Can I build an AI agent myself or do I need a developer?
For bounded tasks like sorting email, qualifying leads, or handling simple support questions, you can start on your own in a no-code builder. Once the agent needs to integrate deeply with your admin, POS, or inventory and run reliably in production, you usually end up needing custom work or a partner.
What does an AI agent platform actually cost per month?
The entry price tells you little. Almost everything bills on credits, runs, or tokens, so costs scale with usage. A 19 dollar a month tool can easily become 400 to 800 dollars at serious volume, and an enterprise option like Vertex AI Agent Builder often starts at 500 to 2000 dollars a month.
Which no-code platform fits an SMB without a dev team?
Make is a strong starting point for automations with an AI step, from around 10 dollars a month. n8n is interesting if you have a bit more technical capacity and want to avoid vendor lock-in. If your organization runs fully on Microsoft 365, Copilot Studio makes sense because it sits deep inside Teams and SharePoint.
When should I choose a developer framework like LangChain or CrewAI?

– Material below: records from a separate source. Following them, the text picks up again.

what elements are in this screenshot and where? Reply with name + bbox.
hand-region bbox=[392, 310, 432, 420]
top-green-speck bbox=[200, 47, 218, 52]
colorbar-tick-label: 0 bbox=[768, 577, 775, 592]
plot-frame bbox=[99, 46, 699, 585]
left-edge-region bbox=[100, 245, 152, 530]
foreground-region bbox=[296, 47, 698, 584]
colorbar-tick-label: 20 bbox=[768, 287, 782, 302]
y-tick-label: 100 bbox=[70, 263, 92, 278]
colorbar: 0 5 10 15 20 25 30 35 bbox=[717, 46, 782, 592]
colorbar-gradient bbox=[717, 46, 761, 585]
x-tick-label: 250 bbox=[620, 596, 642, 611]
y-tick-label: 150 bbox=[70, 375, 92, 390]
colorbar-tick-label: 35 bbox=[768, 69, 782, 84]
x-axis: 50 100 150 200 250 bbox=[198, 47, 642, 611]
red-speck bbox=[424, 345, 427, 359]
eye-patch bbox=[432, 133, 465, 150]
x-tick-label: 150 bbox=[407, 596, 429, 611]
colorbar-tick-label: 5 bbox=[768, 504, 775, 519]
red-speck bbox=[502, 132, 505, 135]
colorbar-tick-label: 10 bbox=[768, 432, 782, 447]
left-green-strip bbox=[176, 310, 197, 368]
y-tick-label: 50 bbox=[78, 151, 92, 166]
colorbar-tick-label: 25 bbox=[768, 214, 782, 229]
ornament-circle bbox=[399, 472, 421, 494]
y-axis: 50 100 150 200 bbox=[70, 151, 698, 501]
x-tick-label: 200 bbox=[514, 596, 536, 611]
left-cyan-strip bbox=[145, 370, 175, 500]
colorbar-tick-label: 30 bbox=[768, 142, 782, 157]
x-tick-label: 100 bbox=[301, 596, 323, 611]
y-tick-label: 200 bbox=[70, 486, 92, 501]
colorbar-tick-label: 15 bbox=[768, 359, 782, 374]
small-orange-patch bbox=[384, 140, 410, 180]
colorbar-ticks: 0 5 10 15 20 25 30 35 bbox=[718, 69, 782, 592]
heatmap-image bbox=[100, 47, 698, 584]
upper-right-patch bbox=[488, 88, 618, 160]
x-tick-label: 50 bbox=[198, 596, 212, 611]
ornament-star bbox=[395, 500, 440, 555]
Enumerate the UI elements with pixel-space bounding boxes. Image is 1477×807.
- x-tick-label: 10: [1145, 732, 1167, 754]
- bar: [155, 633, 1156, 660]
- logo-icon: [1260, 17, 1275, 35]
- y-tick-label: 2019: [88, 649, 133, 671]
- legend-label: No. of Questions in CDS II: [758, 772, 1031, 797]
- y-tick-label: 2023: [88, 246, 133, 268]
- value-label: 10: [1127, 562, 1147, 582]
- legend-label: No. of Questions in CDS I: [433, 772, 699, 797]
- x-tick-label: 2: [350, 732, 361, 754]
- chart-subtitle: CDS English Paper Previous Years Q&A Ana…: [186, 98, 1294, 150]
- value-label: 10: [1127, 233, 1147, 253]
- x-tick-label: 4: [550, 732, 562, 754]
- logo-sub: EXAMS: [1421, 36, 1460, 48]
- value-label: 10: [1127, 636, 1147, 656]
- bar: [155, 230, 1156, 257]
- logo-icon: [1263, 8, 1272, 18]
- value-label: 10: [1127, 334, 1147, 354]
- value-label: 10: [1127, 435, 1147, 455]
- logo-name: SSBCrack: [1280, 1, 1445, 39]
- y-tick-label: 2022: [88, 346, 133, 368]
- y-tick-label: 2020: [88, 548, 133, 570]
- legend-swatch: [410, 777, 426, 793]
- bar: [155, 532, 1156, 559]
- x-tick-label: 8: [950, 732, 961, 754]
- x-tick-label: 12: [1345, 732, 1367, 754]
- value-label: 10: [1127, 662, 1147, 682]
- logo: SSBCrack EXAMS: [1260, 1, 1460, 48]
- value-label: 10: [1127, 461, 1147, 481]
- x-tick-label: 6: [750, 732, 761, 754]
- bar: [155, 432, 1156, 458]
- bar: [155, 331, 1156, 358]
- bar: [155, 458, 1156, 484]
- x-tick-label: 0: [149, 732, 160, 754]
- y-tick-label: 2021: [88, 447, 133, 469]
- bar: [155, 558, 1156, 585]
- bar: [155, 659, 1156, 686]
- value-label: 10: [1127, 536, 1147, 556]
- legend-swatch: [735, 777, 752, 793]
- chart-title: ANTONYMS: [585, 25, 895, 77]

As soon as you no longer want to be limited by what a block editor allows, and the agent needs custom logic, deep integrations, or multiple cooperating agents. You pay no platform license, only the model API and your hosting, but someone has to build, manage, and monitor it.
Do I have to switch from no-code to custom in one go?
No. The no-code layer often stays in place for the light work, like summaries and simple support questions, with a framework agent running alongside it for the critical parts that need deep integration or clean handover to a human.
How do I keep my AI agent costs from getting out of hand?
Base your decision on expected volume, not the entry price. Ask yourself three questions: how often does this agent run per day, how complex is each interaction, and what happens if volume doubles. Run that through the platform's pricing model, whether credits, runs, or tokens, before you choose.